Initially, Principal Ayanna Walker told Long that he would be the school’s valedictorian, and his reaction was matter-of-fact, she said. “It was not that he was almost mad, but more like, ‘Oh, now, I have to give a speech.’”

But just the day before graduation, when final grades were calculated, it turned out that he was salutatorian. With a 3.8 grade point average, he fell a tiny fraction behind Johari Williams.

He also took this news in stride. “He’s comfortable with who he is,” Walker said, “and he doesn’t need the validation. It’s not too often that you know who a child is at an early age. He’s one of those people true to their identity … his own person … you never see him with a crowd … he’s talented, artistic and smart.”

A school with a special mission

The initiative that became Workshop started in 1999 at West Philadelphia High School as an after-school program to build electric cars, founded by teacher Simon Hauger and several other educators. By 2012, it had evolved into its own separate school with a focus that moved beyond its automotive roots to focus on hands-on projects of all kinds.

“Our school is not for kids who want to be a doctor or lawyer and go to Harvard,” Walker said. Many of its students “don’t fit in at a typical school. This school is not cookie cutter.”

Since it had such a specialized mission, it benefited from the district’s longtime high school admissions process – it has tiers of selective and citywide schools, all with criteria for entry – that gave principals a say in choosing the student body.
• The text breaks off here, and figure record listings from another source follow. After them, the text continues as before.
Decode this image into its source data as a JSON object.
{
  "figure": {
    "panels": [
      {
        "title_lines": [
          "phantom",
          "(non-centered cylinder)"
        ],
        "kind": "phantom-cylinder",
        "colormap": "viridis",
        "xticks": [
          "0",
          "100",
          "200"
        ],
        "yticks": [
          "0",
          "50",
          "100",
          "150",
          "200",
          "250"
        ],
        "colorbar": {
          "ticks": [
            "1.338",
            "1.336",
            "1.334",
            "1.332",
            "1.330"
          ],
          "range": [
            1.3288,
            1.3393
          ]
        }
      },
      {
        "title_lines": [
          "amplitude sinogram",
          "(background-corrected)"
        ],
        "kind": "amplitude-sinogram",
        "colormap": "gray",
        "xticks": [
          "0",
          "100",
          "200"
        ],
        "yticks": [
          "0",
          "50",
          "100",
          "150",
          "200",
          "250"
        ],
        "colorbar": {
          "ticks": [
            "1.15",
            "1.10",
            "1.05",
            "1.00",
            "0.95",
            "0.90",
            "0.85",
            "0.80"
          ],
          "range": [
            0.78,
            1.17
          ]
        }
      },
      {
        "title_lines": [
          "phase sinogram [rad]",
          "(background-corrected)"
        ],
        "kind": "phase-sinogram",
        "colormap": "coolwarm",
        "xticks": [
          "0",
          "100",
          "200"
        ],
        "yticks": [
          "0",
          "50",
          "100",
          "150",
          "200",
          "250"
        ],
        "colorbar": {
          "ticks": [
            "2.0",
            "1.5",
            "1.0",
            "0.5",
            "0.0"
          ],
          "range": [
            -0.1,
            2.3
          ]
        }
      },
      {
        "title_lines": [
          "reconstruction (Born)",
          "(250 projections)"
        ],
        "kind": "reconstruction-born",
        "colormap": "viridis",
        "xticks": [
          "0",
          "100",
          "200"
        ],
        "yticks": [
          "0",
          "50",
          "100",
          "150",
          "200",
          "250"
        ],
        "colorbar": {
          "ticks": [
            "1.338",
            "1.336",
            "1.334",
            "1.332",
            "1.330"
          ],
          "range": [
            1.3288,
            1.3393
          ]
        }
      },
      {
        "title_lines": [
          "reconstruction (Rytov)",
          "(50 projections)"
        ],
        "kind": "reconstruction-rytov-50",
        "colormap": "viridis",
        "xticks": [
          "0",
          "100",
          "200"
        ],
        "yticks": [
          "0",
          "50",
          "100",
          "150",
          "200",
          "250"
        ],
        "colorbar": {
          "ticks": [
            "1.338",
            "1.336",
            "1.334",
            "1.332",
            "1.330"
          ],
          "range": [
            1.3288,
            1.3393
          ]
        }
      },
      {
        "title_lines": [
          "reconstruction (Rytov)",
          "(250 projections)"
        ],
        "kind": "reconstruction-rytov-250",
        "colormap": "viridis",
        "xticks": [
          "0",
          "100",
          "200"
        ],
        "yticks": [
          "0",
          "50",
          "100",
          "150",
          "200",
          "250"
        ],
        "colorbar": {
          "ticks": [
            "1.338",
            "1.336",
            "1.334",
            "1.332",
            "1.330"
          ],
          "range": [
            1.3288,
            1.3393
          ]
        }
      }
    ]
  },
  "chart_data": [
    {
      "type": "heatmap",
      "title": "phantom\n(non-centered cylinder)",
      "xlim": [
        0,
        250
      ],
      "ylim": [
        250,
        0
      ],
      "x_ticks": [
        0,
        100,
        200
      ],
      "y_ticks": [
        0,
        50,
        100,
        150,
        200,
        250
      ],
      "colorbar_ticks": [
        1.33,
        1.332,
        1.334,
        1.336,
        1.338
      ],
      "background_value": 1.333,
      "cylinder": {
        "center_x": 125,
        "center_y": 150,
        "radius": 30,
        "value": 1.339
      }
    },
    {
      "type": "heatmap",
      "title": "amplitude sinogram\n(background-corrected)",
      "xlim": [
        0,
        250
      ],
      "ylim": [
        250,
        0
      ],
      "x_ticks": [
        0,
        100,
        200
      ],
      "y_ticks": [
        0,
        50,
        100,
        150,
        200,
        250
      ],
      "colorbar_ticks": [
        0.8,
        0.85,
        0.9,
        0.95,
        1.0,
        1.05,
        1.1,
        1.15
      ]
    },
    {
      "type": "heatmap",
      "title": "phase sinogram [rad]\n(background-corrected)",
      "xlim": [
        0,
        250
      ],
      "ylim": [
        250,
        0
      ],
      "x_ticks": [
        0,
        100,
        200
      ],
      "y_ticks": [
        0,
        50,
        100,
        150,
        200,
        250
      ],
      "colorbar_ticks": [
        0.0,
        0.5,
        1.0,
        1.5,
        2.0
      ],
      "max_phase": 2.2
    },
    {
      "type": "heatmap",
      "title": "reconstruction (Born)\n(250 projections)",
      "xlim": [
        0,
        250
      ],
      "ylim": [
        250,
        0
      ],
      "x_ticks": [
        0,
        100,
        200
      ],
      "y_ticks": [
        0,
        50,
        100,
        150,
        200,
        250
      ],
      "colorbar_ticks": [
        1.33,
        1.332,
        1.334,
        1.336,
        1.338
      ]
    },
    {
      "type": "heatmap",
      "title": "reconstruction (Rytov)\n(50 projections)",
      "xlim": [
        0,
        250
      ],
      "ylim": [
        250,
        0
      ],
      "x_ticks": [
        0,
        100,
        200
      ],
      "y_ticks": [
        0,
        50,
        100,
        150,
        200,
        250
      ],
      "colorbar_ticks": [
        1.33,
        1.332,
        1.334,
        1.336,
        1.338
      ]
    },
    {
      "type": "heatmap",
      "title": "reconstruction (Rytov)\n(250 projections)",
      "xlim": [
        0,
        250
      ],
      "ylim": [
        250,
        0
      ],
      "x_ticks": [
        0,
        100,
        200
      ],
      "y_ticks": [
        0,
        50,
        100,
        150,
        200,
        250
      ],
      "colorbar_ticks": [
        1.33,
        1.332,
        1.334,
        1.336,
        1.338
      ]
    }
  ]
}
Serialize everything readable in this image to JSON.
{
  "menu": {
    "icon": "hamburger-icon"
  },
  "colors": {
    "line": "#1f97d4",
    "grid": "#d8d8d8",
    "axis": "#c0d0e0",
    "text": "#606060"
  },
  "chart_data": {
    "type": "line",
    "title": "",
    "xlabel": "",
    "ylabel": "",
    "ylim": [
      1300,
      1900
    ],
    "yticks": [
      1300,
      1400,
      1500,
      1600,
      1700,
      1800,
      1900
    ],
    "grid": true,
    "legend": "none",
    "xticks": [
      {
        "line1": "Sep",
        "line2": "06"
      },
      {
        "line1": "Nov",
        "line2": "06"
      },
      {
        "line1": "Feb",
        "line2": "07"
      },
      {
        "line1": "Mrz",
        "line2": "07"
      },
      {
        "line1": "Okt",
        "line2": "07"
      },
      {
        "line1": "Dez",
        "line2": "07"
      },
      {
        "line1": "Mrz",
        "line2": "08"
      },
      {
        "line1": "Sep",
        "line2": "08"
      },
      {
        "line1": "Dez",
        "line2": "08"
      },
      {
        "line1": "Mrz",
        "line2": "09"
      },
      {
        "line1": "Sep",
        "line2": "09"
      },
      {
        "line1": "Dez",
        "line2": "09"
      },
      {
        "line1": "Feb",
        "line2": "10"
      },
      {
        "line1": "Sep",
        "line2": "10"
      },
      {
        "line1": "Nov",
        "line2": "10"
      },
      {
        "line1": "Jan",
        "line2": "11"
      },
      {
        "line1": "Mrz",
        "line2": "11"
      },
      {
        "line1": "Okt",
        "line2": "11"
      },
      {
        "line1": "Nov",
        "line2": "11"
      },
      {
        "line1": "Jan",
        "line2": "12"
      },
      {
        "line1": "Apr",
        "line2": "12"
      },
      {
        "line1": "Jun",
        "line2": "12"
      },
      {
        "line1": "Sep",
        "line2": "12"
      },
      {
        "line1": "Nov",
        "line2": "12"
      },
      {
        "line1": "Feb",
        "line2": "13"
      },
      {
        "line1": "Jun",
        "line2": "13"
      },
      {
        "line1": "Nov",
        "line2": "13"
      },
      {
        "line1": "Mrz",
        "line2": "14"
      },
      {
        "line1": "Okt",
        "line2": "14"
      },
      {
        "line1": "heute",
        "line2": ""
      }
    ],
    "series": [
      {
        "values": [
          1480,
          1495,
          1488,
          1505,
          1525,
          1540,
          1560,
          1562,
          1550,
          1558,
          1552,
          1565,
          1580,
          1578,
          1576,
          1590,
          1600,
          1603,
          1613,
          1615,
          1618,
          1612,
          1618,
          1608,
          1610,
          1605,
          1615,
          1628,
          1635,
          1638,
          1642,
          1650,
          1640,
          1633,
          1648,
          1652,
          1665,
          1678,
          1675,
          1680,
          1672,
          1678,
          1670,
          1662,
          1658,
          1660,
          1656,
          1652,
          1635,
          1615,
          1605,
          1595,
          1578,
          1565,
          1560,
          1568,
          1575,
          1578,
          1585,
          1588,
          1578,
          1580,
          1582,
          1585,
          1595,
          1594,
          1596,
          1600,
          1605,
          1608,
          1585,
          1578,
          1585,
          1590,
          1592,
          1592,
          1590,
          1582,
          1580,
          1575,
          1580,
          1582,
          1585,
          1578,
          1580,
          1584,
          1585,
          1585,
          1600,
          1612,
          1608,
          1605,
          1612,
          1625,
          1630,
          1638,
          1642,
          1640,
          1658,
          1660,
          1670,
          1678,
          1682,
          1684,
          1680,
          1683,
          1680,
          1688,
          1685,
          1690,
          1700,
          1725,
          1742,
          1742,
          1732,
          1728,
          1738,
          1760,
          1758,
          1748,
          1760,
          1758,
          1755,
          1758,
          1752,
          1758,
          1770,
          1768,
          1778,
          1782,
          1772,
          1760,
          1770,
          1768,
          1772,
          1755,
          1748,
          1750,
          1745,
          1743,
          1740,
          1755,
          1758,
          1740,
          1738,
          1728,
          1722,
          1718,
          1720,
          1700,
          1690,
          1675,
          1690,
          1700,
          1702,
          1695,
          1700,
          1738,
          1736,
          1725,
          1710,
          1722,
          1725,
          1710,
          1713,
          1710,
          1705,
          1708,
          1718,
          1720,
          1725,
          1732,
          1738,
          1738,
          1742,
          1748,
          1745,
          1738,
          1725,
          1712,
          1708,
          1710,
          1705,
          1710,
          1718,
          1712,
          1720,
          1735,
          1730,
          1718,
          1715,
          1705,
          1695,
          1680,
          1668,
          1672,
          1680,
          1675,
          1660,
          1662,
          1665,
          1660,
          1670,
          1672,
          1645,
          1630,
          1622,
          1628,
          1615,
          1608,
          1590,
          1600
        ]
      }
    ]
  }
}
But in an effort to combat any bias and to open opportunities for more students to attend the city’s most selective magnets, especially Masterman and Central, district leaders inaugurated a lottery three years ago that gave preference to qualified students from five underrepresented ZIP codes. This system took away any principal discretion in selecting the incoming class.

The new process has proven to be problematic for schools like Workshop that cater to a particular type of student.

“It’s had huge implications,” said Hauger, who left as principal several years ago. “We serve some of the most marginalized students in the city.”

Workshop leaders had worked hard to give more balance to the student body and to make sure those admitted understood what the school would demand of them before deciding to attend. The lottery upended those efforts and has resulted in many students going there who are not a good fit for the school, Hauger said. There also has been a surge in students with special needs. Its enrollment is now below 200.

For Long, however, who entered just before the lottery took effect, Workshop has served him well. For his final projects at Workshop, he made a website and put together an art portfolio.

Artwork done by a Philadelphia student
Artwork courtesy of Yahya Long. (Artwork courtesy of Yahya Long)

“I just want to say I have the utmost faith in all of you to be successful people in your lives, even if you yourself don’t believe so,” he told his classmates, citing how the projects they did and the people they met taught them about networking, about finance, and about their field of interest.

“Everything will go according to plan, all you have to do is just work for it,” he said. “And finally, let us all raise our heads up high and march across the line into the unknown and embrace the trials and tribulations that await us.”

Grinning broadly, he ended with a joke that hinted at how nervous he was. Now, he said, “I am going to take a nap or something.”